# Owls



## hypox (Jan 23, 2000)

Decided to go for a walk in the woods today and didn't have to go far to see some interesting stuff. 











After seeing the above bird, I couldn't help but notice something strange looking poking out of the top of this nest. The nest is about 200 yards from my back door and last year a cooper hawk nested in it. This should be a fun spring/summer for my chickens and cat.


----------



## Boardman Brookies (Dec 20, 2007)

That is awesome. I used to have one that lived close to me. He kept the red squirrels in check!


----------



## Oldgrandman (Nov 16, 2004)

Cool... In my city neighborhood I can hear em, I just cannot see em. We've got great horned and screech owls, as well as cooper hawks. 

I've seen the hawks numerous times, but I can only hear the owls. They are a bit more stealthy than any hawk could be.

Great photos and keep us updated. I hope your morel cat doesn't become a victim.....that would be a tragedy!


----------



## Wallywarrior (Apr 1, 2016)

This guy/gal was in my mothers yard tonight. Said she thought the dog brought it up, but after calling it in, she went back out and it was gone. Looks to have a bad wing from photo though. 











Sent from my iPhone using Tapatalk


----------



## hypox (Jan 23, 2000)

Went for a walk again today (forgot the camera) and the male was sitting in the exact same tree and the female was still sitting on the nest. She was looking over the edge of the nest right at me but didn't fly off.

The last couple of nights I've stepped outside and I can hear a bunch of who who who-ing going on over by the nest area.

Next walk I'll take the camera and hopefully get more pics.


----------



## hypox (Jan 23, 2000)

So the nest is about 200 yards from the back door like I said earlier. Thinking about my cat and chicken's, I didn't really think about the fact it's right by my pond and wood duck house.

Just found this next to my pond.


----------



## rockandtroll (May 2, 2010)

Wow, that's an intense pic Hypox. You have some serious nature happening around your place.


----------



## hypox (Jan 23, 2000)

rockandtroll said:


> Wow, that's an intense pic Hypox. You have some serious nature happening around your place.

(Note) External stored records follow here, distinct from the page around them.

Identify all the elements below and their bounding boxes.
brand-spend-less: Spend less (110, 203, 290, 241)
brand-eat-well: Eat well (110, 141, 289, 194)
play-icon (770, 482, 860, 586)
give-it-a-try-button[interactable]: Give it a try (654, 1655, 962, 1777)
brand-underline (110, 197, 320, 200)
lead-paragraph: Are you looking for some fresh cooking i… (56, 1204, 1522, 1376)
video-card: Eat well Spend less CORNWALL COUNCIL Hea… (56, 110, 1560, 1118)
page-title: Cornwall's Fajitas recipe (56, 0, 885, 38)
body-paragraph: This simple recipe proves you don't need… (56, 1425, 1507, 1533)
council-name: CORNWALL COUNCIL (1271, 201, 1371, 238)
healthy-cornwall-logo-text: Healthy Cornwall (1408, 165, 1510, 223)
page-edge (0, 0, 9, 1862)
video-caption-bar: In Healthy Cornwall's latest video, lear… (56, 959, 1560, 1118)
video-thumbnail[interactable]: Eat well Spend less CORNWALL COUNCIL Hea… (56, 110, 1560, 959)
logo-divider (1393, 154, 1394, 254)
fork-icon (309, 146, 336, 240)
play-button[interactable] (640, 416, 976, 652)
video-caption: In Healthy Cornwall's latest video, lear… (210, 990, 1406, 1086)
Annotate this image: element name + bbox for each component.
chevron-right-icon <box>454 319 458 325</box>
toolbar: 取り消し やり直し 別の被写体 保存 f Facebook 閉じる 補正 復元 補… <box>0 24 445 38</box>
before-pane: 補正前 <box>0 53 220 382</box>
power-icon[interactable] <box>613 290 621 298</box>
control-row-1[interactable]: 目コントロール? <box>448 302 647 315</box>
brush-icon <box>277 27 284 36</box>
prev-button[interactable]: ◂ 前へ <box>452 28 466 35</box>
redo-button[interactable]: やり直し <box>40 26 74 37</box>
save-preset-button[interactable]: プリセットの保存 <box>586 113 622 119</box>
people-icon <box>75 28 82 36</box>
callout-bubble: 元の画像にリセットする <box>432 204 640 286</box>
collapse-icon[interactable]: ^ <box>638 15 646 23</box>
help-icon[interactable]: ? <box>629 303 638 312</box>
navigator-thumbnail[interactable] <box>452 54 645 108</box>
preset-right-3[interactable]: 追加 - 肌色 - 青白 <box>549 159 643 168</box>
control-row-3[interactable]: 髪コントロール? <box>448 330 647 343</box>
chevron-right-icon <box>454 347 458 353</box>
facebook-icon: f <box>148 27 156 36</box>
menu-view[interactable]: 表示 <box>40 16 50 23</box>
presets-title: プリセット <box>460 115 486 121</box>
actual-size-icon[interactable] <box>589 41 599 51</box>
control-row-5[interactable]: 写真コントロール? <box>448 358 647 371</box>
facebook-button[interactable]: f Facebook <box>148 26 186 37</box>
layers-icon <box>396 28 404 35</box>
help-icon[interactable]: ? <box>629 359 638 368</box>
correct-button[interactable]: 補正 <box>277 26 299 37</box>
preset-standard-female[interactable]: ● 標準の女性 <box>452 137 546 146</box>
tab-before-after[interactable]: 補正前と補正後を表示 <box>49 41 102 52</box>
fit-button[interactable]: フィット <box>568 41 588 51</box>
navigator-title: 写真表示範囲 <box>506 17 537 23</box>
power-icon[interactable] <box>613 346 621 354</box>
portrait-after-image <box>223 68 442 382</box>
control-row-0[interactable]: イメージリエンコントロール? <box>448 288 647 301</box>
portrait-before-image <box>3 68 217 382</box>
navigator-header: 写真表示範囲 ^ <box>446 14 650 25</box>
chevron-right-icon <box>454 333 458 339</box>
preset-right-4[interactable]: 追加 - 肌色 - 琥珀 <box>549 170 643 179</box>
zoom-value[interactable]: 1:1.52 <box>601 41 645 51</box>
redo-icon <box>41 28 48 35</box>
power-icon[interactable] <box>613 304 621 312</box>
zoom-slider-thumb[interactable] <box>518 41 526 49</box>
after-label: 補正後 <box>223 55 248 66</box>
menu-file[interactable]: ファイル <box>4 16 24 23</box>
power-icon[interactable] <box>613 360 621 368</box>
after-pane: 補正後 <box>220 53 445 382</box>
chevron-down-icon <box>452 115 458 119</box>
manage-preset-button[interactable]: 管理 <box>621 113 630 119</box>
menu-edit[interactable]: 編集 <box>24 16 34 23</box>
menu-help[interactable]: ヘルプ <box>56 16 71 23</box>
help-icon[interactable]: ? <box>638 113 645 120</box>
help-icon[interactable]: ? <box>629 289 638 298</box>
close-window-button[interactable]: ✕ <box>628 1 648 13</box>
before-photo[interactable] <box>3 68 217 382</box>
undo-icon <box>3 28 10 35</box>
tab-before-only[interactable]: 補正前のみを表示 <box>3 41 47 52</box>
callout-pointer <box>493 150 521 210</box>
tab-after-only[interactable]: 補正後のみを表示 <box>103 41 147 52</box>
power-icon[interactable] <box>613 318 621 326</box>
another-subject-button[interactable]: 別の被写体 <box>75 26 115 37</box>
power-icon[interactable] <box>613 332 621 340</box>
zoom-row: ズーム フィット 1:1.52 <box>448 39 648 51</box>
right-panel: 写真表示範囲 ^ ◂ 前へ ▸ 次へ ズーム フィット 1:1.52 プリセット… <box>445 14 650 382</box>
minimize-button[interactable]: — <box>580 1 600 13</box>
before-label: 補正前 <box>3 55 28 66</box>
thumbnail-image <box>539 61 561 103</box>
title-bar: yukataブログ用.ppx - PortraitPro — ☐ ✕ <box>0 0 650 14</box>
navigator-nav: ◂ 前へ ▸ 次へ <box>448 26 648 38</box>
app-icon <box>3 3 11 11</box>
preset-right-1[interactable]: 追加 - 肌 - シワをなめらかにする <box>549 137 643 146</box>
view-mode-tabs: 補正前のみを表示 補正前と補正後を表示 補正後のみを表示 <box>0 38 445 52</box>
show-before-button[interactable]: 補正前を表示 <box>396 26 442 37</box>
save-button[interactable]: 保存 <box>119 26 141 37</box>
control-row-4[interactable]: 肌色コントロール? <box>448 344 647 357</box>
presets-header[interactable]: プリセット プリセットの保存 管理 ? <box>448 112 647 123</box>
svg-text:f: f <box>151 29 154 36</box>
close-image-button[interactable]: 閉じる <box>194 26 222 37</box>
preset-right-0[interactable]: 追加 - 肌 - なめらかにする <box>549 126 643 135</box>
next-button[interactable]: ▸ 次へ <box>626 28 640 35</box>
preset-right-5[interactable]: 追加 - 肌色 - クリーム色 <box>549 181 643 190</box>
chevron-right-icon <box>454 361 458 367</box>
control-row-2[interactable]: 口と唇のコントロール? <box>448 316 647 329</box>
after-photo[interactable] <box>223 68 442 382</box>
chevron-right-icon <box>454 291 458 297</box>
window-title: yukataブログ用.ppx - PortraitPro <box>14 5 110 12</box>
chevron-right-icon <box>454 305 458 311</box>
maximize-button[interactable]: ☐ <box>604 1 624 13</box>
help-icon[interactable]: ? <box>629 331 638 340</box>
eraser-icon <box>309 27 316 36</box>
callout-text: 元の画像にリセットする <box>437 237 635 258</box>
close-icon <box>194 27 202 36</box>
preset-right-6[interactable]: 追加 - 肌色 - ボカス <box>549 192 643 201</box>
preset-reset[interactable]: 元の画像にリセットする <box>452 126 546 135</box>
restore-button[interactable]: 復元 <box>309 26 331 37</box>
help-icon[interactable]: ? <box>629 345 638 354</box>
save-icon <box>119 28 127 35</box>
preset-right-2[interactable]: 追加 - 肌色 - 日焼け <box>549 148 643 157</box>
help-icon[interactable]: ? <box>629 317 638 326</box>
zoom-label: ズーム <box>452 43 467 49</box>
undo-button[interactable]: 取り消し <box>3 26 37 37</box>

I checked that duck today and it has been picked clean. The carcass is still sitting there though. I'm assuming a raccoon or something will drag it off? If not, I guess I will have to chuck it in the woods or something.


----------



## rockandtroll (May 2, 2010)

hypox said:


> I checked that duck today and it has been picked clean. The carcass is still sitting there though. I'm assuming a raccoon or something will drag it off? If not, I guess I will have to chuck it in the woods or something.


That kill looks so fresh I have to wonder if you scared the predator off upon your approach ?


----------



## hypox (Jan 23, 2000)

rockandtroll said:


> That kill looks so fresh I have to wonder if you scared the predator off upon your approach ?


I wondered the same thing.

I found it during the day (obviously), and since it's so close to the owl nest I was just assuming that it was an owl kill.

That being said, I haven't been able to see the owl lately (not sure if she is hanging low and tight in the nest or gone?) and there are plenty of hawks around.


----------